A raposa mística, por outro lado, tinha uma expressão turva de ansiedade.
— Hal, o jeito que você pensa na guerra é simples demais. Seu pai te chamou de volta para casa porque estava preocupado com esse seu jeito de ser!
— Isso não é da conta do meu velho! Ele serviu ao Duque Carmine por anos, mas agora que as coisas não parecem boas, se esconde na capital, aquele covarde! Eu não preciso escutar o que ele diz!
— Seu pai entende o que está acontecendo. O Duque de Carmine está se rebelando sem justa causa.
Os dois continuaram brigando.
Enquanto os observava, Liscia juntou as mãos em reconhecimento.
— Pensei que tinha o reconhecido! O homem é o Oficial Halbert Magna.
— Ele é alguém que você conhece? — perguntei.
— É o filho mais velho de uma distinta família do ramo militar. Desde seus dias na academia, suas habilidades de combate o colocaram bem acima dos colegas.
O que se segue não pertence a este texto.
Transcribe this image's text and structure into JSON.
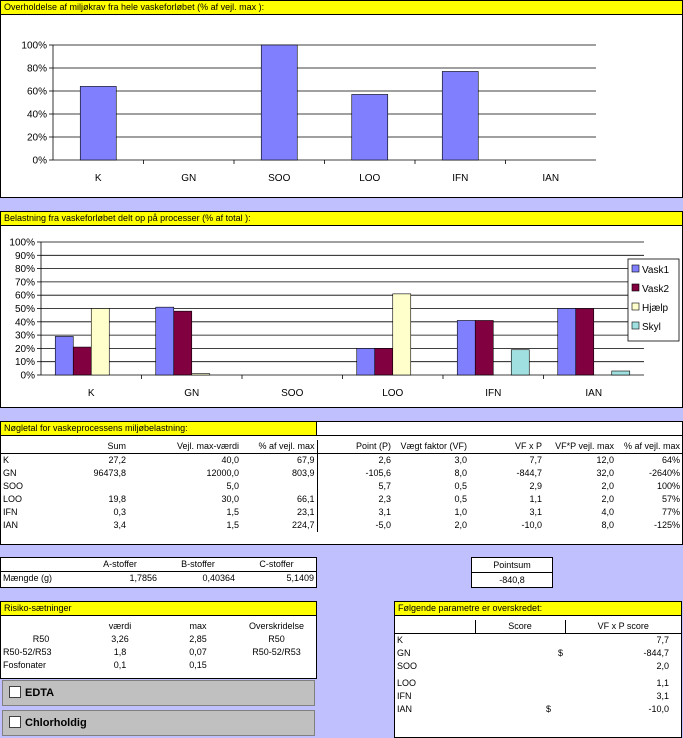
{
  "chart1": {
    "title": "Overholdelse af miljøkrav fra hele vaskeforløbet (% af vejl. max ):",
    "chart_data": {
      "type": "bar",
      "categories": [
        "K",
        "GN",
        "SOO",
        "LOO",
        "IFN",
        "IAN"
      ],
      "series": [
        {
          "values": [
            64,
            0,
            100,
            57,
            77,
            0
          ]
        }
      ],
      "ylim": [
        0,
        100
      ],
      "yticks": [
        "0%",
        "20%",
        "40%",
        "60%",
        "80%",
        "100%"
      ],
      "color": "#8080ff"
    }
  },
  "chart2": {
    "title": "Belastning fra vaskeforløbet delt op på processer (% af total ):",
    "chart_data": {
      "type": "bar",
      "categories": [
        "K",
        "GN",
        "SOO",
        "LOO",
        "IFN",
        "IAN"
      ],
      "series": [
        {
          "name": "Vask1",
          "color": "#8080ff",
          "values": [
            29,
            51,
            0,
            20,
            41,
            50
          ]
        },
        {
          "name": "Vask2",
          "color": "#800040",
          "values": [
            21,
            48,
            0,
            20,
            41,
            50
          ]
        },
        {
          "name": "Hjælp",
          "color": "#ffffcc",
          "values": [
            50,
            1,
            0,
            61,
            0,
            0
          ]
        },
        {
          "name": "Skyl",
          "color": "#a0e0e0",
          "values": [
            0,
            0,
            0,
            0,
            19,
            3
          ]
        }
      ],
      "ylim": [
        0,
        100
      ],
      "yticks": [
        "0%",
        "10%",
        "20%",
        "30%",
        "40%",
        "50%",
        "60%",
        "70%",
        "80%",
        "90%",
        "100%"
      ],
      "legend": "right"
    }
  },
  "noegletal": {
    "title": "Nøgletal for vaskeprocessens miljøbelastning:",
    "headers": [
      "",
      "Sum",
      "Vejl. max-værdi",
      "% af vejl. max",
      "Point (P)",
      "Vægt faktor (VF)",
      "VF x P",
      "VF*P vejl. max",
      "% af vejl. max"
    ],
    "rows": [
      [
        "K",
        "27,2",
        "40,0",
        "67,9",
        "2,6",
        "3,0",
        "7,7",
        "12,0",
        "64%"
      ],
      [
        "GN",
        "96473,8",
        "12000,0",
        "803,9",
        "-105,6",
        "8,0",
        "-844,7",
        "32,0",
        "-2640%"
      ],
      [
        "SOO",
        "",
        "5,0",
        "",
        "5,7",
        "0,5",
        "2,9",
        "2,0",
        "100%"
      ],
      [
        "LOO",
        "19,8",
        "30,0",
        "66,1",
        "2,3",
        "0,5",
        "1,1",
        "2,0",
        "57%"
      ],
      [
        "IFN",
        "0,3",
        "1,5",
        "23,1",
        "3,1",
        "1,0",
        "3,1",
        "4,0",
        "77%"
      ],
      [
        "IAN",
        "3,4",
        "1,5",
        "224,7",
        "-5,0",
        "2,0",
        "-10,0",
        "8,0",
        "-125%"
      ]
    ]
  },
  "stoffer": {
    "headers": [
      "",
      "A-stoffer",
      "B-stoffer",
      "C-stoffer"
    ],
    "row": [
      "Mængde (g)",
      "1,7856",
      "0,40364",
      "5,1409"
    ]
  },
  "pointsum": {
    "label": "Pointsum",
    "value": "-840,8"
  },
  "risiko": {
    "title": "Risiko-sætninger",
    "headers": [
      "",
      "værdi",
      "max",
      "Overskridelse"
    ],
    "rows": [
      [
        "R50",
        "3,26",
        "2,85",
        "R50"
      ],
      [
        "R50-52/R53",
        "1,8",
        "0,07",
        "R50-52/R53"
      ],
      [
        "Fosfonater",
        "0,1",
        "0,15",
        ""
      ]
    ]
  },
  "edta": {
    "label": "EDTA"
  },
  "chlor": {
    "label": "Chlorholdig"
  },
  "parametre": {
    "title": "Følgende parametre er overskredet:",
    "headers": [
      "",
      "Score",
      "VF x P score"
    ],
    "rows": [
      [
        "K",
        "",
        "7,7"
      ],
      [
        "GN",
        "$",
        "-844,7"
      ],
      [
        "SOO",
        "",
        "2,0"
      ],
      [
        "LOO",
        "",
        "1,1"
      ],
      [
        "IFN",
        "",
        "3,1"
      ],
      [
        "IAN",
        "$",
        "-10,0"
      ]
    ]
  }
}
Ele entrou para as forças terrestres logo depois de se formar, mas… Acho que ele já deve ter voltado para casa.
— Ele parece surpreendentemente bem informado — meditei. — Bem, e quanto à garota?
— Não sei… Nunca vi ela no exército…
— A garota se chama Kaede Raposia — respondeu Juna no lugar de Liscia.
Hã? Por que ela sabe? pensei.
— Porque ela é uma cliente regular — disse Juna antes que eu perguntasse. — Se bem me lembro, já mencionou que é uma maga servindo ao Exército Proibido.
— Se ela é do Exército Proibido, então deve ser uma maga da terra, não? — perguntei.
A magia deste mundo poderia ser dividida em seis elementos: fogo, água, terra, vento, luz e trevas.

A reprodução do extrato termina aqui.